The Atlantic hurricane season has so far been extremely quiet, the first year in four decades with only three tropical storms to form by the end of August.
But two storm systems currently brewing in the Atlantic could kick off a more active part of the year as peak hurricane season approaches in September.
The first storm system is a few hundred miles east of Barbados in the mid-Atlantic, moving slowly towards North America. The US National Hurricane Centre (NHC) on Tuesday gave the storm an 80 per cent chance of forming a cyclone in the next five days.
That means it’s likely to at least form a tropical depression - a storm with winds of 38 miles per hour (61 kilometres per hour) or less. If winds quicken, the storm will officially be named Tropical Storm Danielle.
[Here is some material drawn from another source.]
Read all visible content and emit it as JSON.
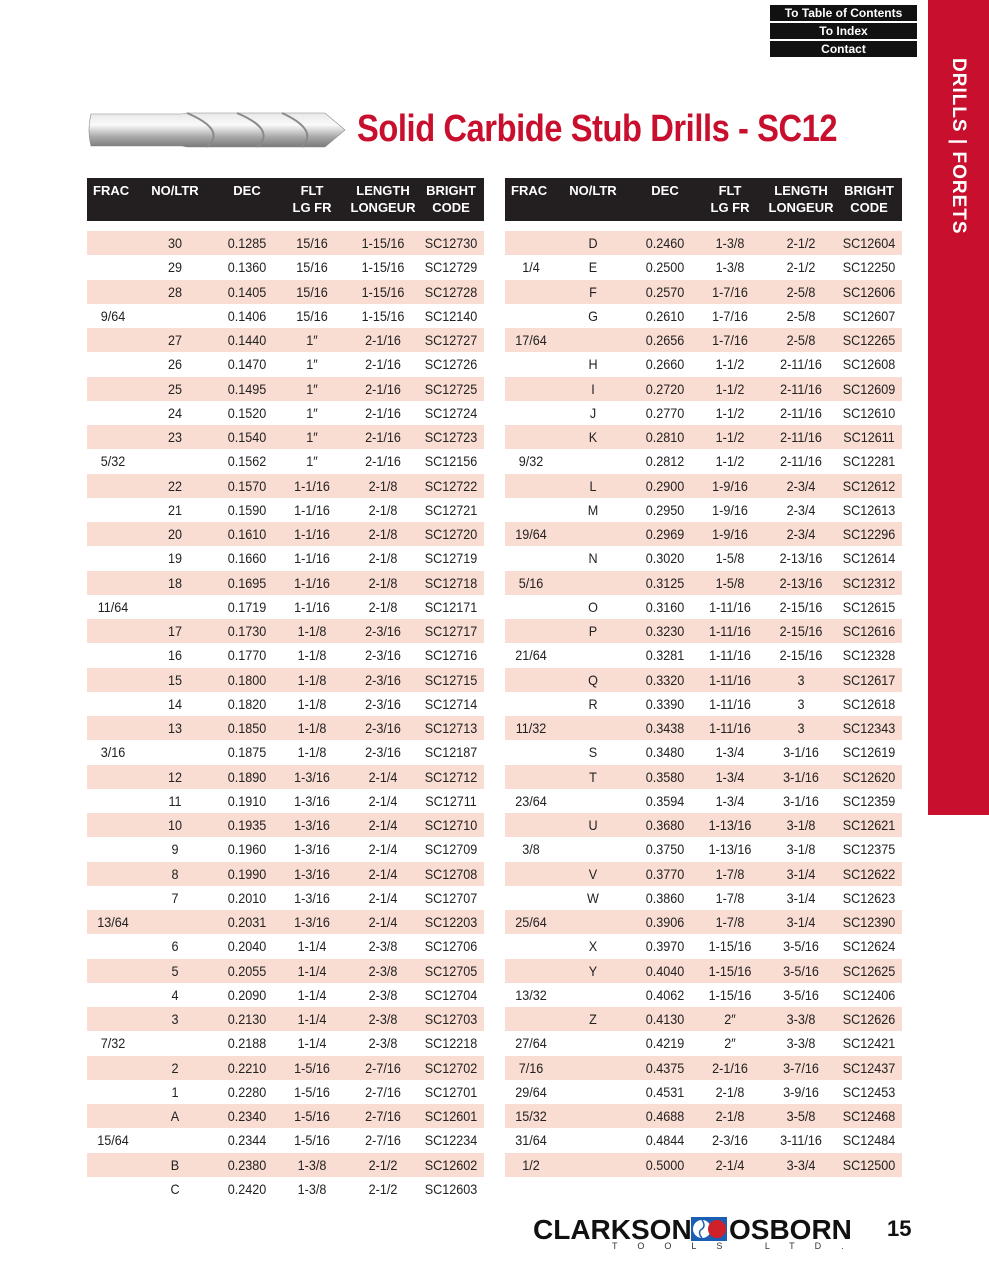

The second system is along the west coast of Senegal in Africa. That storm has a 40 per cent chance of forming a cyclone in the next five days, though NHC says that by late in the week it will hit cooler waters and further development is unlikely.
This year is the first time since the early 1980s that only three tropical storms have formed in the Atlantic by this point in August. In 1982, only six tropical storms formed in total all year, with two reaching hurricane-strength winds of 74 mph (119 kph) or above.
If neither of the two systems develops into a cyclone this week, it would be the first year since 1997 that no tropical storms formed in August. That has happened only twice since 1960 - in 1961 and 1997.
This year may prove to be a sleeping giant, however. The US National Oceanic and Atmospheric Administration (NOAA) has maintained its forecast for an active hurricane season, with up to 20 named storms — including up to 10 hurricanes.
Between three and five of those storms were predicted to be major hurricanes of Category 3 or higher, with wind speeds of 111 mph (179 kph) or more.
Hurricane season runs from June through November with peak activity between late August and early October.
The hurricane season was supposed to be stronger in part due to the ongoing La Niña phenomenon. But during much of the summer, dry air and heavy winds killed off a lot of storm potential, Bloomberg reported.
The latest assessment from the UN’s Intergovernmental Panel on Climate Change (IPCC) reported that while the climate crisis may not cause more hurricanes, it is likely to make them stronger.
In the past four decades, the percentage of hurricanes reaching the more destructive Category 3 or higher has increased, the IPCC said.
The growing threat of hurricanes is another consequence of fossil fuel-driven global heating. NOAA has said that when it comes to hurricanes, heating the planet is “like adding fuel to a fire”.